Overall though, this is an amazing song, which is very much like having a movie playing inside your head. I don't need the lyric sheet, because I can hear every word Bruce is singing clearly, and the images conjured up by those words, are also very clear, and vivid. There is a "main melody" if you will, which is highly emotive, and affecting, as well as being immensely catchy. The moments of this song that are truly wondrous, is the main melody I just mentioned, as well as all the parts where Bruce is singing and playing the piano. The music and the words of these sections go together perfectly, and do a wonderful job of making you feel like you are witnessing the historic happenings being described as if you are actually in the middle of the tragedy yourself. By the end of the song, I'm always shedding tears, so powerful is that aspect of the song.
A little bit of work getting the arrangement of the piece as a whole absolutely right would have made this song bar none the greatest Maiden song ever. But even as it is, it's definitely one of the most important and significant tracks in the Maiden catalogue, and it works fantastically well as a very elaborate, and dramatic piece of storytelling. In the end, Bruce has created a special piece of work here, and one that should demand the attention of any progressive music lover. Just an awesome piece.
Absolute incredible song, a real masterpiece that takes you on a spectacular journey.
It could almost certainly said that some of the instrumental passages perhaps repeat themselves a little too much, but the overriding feeling after listening was that of Bruce's passion and love for aviation.
As the song reached its crescendo I actually cried a single tear, this has never happened to me before when listening to music.

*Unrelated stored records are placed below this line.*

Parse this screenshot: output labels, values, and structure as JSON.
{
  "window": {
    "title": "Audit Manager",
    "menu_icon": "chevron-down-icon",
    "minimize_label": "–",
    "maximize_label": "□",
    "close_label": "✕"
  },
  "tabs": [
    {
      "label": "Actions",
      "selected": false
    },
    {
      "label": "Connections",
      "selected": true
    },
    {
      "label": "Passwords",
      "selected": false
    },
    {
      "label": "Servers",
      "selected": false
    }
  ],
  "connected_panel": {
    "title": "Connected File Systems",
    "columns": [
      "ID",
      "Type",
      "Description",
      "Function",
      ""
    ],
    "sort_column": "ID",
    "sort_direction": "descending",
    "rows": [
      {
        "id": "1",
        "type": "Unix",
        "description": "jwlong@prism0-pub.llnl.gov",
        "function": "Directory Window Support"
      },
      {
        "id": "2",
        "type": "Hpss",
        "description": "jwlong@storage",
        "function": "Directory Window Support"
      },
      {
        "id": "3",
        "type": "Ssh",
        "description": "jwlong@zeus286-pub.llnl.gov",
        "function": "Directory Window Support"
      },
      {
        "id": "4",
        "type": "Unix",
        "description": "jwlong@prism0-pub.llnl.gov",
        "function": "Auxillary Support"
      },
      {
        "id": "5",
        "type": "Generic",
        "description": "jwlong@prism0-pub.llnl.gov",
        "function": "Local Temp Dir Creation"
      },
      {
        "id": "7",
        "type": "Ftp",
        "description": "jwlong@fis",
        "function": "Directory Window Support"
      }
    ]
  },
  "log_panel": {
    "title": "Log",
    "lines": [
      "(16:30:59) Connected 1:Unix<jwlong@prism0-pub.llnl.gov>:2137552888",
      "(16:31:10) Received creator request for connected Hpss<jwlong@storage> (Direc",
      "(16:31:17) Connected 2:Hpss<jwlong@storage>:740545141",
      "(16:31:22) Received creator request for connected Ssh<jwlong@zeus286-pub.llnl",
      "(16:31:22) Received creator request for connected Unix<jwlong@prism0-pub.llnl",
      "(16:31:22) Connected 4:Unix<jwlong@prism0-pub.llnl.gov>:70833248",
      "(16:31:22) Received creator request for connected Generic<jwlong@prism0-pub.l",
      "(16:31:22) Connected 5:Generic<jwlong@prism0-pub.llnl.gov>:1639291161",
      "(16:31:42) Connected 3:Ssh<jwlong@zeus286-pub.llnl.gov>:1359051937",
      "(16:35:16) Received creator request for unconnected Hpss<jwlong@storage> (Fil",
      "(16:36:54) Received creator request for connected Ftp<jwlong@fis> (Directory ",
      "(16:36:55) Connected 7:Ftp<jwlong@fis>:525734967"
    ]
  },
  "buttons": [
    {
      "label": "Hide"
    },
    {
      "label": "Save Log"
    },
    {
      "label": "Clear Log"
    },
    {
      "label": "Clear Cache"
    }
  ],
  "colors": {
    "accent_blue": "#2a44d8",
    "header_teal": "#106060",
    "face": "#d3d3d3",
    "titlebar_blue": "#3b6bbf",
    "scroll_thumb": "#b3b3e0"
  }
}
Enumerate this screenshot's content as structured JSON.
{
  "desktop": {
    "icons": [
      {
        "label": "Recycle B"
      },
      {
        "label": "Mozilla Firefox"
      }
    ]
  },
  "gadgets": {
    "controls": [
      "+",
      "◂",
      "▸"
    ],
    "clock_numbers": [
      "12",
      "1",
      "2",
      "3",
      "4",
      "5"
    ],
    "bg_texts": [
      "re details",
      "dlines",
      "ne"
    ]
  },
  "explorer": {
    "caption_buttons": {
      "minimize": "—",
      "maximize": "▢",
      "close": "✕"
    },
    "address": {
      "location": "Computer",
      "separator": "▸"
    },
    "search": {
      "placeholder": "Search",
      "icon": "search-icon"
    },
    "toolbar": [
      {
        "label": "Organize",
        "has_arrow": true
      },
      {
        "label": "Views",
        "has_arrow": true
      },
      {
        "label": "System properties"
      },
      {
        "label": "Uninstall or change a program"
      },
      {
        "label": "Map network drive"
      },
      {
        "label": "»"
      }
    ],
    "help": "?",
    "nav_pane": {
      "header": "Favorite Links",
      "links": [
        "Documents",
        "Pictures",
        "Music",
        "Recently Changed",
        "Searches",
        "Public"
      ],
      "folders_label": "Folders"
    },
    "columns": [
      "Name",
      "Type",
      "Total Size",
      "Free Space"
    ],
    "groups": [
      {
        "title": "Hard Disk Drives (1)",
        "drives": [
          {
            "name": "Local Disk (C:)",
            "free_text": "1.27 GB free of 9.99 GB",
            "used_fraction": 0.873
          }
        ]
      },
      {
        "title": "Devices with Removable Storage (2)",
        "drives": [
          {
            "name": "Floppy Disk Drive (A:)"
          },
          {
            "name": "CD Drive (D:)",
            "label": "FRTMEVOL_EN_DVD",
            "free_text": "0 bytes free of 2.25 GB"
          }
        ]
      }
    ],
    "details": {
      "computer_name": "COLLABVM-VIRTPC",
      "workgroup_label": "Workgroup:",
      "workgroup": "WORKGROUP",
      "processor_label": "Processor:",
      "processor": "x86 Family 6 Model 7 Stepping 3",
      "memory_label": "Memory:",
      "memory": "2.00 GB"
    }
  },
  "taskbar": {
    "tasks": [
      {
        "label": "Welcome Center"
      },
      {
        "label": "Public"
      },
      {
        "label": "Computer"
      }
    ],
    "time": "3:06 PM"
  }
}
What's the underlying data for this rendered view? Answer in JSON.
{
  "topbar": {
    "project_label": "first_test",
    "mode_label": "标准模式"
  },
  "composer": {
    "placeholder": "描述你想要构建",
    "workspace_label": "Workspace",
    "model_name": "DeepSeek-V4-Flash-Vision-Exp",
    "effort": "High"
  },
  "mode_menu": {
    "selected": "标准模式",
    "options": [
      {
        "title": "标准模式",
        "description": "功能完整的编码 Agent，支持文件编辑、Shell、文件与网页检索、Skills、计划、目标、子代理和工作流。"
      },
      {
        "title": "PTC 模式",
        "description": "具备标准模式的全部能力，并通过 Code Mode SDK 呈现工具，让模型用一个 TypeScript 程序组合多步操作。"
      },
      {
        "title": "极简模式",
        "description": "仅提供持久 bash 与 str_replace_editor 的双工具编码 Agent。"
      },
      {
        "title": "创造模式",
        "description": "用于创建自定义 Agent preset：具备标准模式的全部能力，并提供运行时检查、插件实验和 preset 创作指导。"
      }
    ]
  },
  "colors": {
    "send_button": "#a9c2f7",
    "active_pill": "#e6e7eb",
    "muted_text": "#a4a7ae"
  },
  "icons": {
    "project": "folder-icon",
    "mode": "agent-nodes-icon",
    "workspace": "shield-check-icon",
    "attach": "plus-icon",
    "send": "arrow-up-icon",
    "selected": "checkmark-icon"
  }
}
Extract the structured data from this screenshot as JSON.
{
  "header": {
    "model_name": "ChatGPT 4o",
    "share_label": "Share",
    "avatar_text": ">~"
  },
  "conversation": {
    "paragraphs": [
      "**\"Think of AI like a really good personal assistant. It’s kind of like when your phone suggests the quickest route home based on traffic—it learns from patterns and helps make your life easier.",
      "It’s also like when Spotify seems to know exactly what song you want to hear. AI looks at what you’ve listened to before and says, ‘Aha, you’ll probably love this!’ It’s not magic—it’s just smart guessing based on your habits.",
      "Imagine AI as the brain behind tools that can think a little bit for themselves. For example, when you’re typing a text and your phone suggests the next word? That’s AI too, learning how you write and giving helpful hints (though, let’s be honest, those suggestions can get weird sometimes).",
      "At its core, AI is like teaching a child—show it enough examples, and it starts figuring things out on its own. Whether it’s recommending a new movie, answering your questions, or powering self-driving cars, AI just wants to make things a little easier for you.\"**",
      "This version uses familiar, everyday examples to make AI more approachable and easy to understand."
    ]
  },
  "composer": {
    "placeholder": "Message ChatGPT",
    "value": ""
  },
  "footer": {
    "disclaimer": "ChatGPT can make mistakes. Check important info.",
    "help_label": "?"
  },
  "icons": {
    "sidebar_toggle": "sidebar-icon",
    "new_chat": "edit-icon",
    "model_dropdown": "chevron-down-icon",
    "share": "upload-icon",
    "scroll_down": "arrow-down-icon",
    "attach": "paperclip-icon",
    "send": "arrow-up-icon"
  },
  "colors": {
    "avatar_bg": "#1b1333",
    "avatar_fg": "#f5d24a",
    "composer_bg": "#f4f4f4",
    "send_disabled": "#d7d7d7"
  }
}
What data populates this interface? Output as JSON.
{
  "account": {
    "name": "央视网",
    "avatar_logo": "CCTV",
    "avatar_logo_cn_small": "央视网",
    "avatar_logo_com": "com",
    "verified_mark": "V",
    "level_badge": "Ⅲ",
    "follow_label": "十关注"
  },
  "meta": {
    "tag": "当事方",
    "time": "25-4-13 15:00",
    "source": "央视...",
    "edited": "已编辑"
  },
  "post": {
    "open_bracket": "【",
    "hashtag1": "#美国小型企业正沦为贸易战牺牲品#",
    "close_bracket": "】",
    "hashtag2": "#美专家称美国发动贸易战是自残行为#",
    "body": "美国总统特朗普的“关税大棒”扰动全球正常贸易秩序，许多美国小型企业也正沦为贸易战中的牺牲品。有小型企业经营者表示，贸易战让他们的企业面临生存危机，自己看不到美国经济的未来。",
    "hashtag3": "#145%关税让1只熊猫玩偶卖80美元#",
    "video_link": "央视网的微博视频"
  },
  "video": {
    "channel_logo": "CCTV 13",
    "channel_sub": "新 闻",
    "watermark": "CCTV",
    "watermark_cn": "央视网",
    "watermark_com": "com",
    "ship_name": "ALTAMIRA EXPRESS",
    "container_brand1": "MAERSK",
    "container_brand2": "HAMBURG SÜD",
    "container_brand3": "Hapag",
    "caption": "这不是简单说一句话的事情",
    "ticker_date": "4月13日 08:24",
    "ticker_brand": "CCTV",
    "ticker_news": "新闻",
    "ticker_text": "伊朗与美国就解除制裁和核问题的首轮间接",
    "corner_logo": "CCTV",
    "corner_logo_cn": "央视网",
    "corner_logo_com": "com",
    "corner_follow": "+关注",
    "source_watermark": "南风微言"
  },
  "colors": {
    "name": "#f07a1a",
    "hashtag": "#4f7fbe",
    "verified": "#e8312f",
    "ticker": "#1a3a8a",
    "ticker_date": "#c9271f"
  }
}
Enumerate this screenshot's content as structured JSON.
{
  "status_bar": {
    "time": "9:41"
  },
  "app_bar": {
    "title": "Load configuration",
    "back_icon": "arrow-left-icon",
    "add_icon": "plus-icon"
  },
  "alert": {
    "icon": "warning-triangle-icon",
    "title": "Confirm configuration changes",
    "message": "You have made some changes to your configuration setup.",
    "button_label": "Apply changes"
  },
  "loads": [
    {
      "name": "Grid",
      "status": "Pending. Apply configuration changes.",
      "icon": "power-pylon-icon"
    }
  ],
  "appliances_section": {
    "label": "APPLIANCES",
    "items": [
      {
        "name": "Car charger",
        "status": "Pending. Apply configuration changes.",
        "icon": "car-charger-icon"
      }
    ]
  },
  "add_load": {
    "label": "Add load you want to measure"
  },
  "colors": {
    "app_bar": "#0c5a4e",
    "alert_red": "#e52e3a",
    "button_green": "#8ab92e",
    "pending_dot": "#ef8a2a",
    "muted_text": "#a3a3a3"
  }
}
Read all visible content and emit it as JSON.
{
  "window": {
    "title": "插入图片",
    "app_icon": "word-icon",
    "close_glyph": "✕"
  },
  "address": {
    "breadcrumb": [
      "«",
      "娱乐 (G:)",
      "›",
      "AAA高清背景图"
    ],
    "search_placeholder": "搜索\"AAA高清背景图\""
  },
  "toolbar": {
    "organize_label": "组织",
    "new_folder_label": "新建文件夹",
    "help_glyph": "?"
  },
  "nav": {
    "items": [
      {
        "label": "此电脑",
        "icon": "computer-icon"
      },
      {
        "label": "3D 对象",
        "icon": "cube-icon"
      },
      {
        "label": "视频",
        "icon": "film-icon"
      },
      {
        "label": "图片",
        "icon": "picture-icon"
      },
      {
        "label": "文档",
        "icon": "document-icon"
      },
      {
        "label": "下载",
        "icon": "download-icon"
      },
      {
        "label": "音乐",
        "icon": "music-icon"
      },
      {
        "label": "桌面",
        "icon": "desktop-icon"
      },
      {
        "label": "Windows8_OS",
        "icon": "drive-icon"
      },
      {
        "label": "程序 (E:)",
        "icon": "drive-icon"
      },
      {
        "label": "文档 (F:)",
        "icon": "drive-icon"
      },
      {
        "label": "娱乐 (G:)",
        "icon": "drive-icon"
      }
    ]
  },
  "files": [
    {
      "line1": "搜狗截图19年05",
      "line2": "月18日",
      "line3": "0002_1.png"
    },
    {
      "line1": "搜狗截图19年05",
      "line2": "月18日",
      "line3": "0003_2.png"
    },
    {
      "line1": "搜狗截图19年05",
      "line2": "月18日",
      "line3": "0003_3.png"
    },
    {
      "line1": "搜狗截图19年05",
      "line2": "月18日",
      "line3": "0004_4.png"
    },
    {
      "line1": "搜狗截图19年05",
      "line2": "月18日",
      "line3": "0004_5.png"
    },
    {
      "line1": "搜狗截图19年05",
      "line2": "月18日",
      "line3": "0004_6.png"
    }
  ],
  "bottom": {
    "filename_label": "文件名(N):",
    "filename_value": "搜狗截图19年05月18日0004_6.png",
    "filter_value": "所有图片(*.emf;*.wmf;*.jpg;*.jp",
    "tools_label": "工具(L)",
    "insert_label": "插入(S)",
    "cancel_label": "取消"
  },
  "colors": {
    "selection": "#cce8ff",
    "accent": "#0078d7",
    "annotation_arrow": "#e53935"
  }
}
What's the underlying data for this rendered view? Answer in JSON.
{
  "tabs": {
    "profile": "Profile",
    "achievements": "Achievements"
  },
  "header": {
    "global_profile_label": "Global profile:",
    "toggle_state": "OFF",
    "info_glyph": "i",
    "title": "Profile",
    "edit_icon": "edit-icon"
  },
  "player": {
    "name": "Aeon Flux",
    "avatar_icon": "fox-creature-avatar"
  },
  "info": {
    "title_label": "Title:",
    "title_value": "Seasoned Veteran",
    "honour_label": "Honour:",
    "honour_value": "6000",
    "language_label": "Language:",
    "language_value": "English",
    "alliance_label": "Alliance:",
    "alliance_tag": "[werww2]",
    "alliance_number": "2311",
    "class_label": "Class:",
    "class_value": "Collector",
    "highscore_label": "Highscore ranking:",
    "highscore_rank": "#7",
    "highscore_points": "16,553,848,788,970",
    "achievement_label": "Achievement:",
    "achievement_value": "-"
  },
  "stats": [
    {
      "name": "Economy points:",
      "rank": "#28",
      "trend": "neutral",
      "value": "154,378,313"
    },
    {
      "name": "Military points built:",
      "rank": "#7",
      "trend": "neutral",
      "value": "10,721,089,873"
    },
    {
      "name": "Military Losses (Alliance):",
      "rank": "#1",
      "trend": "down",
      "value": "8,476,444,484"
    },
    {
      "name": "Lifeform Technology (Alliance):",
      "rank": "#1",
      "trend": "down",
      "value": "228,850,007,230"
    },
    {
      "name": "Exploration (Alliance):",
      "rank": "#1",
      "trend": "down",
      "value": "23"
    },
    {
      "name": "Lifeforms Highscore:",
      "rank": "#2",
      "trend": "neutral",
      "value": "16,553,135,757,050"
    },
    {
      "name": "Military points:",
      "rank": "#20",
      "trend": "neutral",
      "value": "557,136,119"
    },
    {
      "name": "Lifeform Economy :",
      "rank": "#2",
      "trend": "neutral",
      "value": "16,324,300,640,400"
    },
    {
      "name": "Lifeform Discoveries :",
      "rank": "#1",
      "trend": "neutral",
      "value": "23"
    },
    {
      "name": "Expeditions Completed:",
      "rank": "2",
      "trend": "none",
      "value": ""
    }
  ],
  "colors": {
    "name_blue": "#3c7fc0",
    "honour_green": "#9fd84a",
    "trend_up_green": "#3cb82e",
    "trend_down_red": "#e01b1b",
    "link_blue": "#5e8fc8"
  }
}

My favourite lyric, which encapsulates everything I think of the song comes towards the end, in the final two minutes:
I am addicted to that song (and whole disc 2 of The Book Of Souls). Listened to it for about 15 times now and each time I discover something new in it. I don't see a problem with long instrumental bit in the middle as it perfectly paints the maiden (no pun intended) flight of R101 and it's crash. Easily the best song written since 1990 by ANY band. The atmosphere and melodies... just wow. Welcome to my top 3 Maiden songs EOTC.
Just finished listening to this song once again, and the more I hear it, the shorter it seems to get. lol I'd say that this song is up there with the likes of "2112", and " The Odyssey" as one of the finest prog epics ever recorded. It is magical stuff. xD
It's intentionally expansive. To be fair, there is always a group of people who find such music boring. It's nothing against either the song or the fan; it's just a fact that longer songs are more likely to eventually becoming boring to someone. That's how the human brain works.
For instance, "Echoes" by Pink Floyd gets a lot of praise, but I find most of it boring. I love "Supper's Ready" by Genesis, but the recent war of epics showed that many here find it boring. Likewise, "Empire of the Clouds" is long enough that, no matter how good it is, some people will find it boring.
I think the key is really paying attention to the lyrics. The music is indeed repetitive at times, but the lyrics paint a vivid picture. This song is like a painting, with a distinct background (music) and foreground (lyrics), more so than any other Maiden song.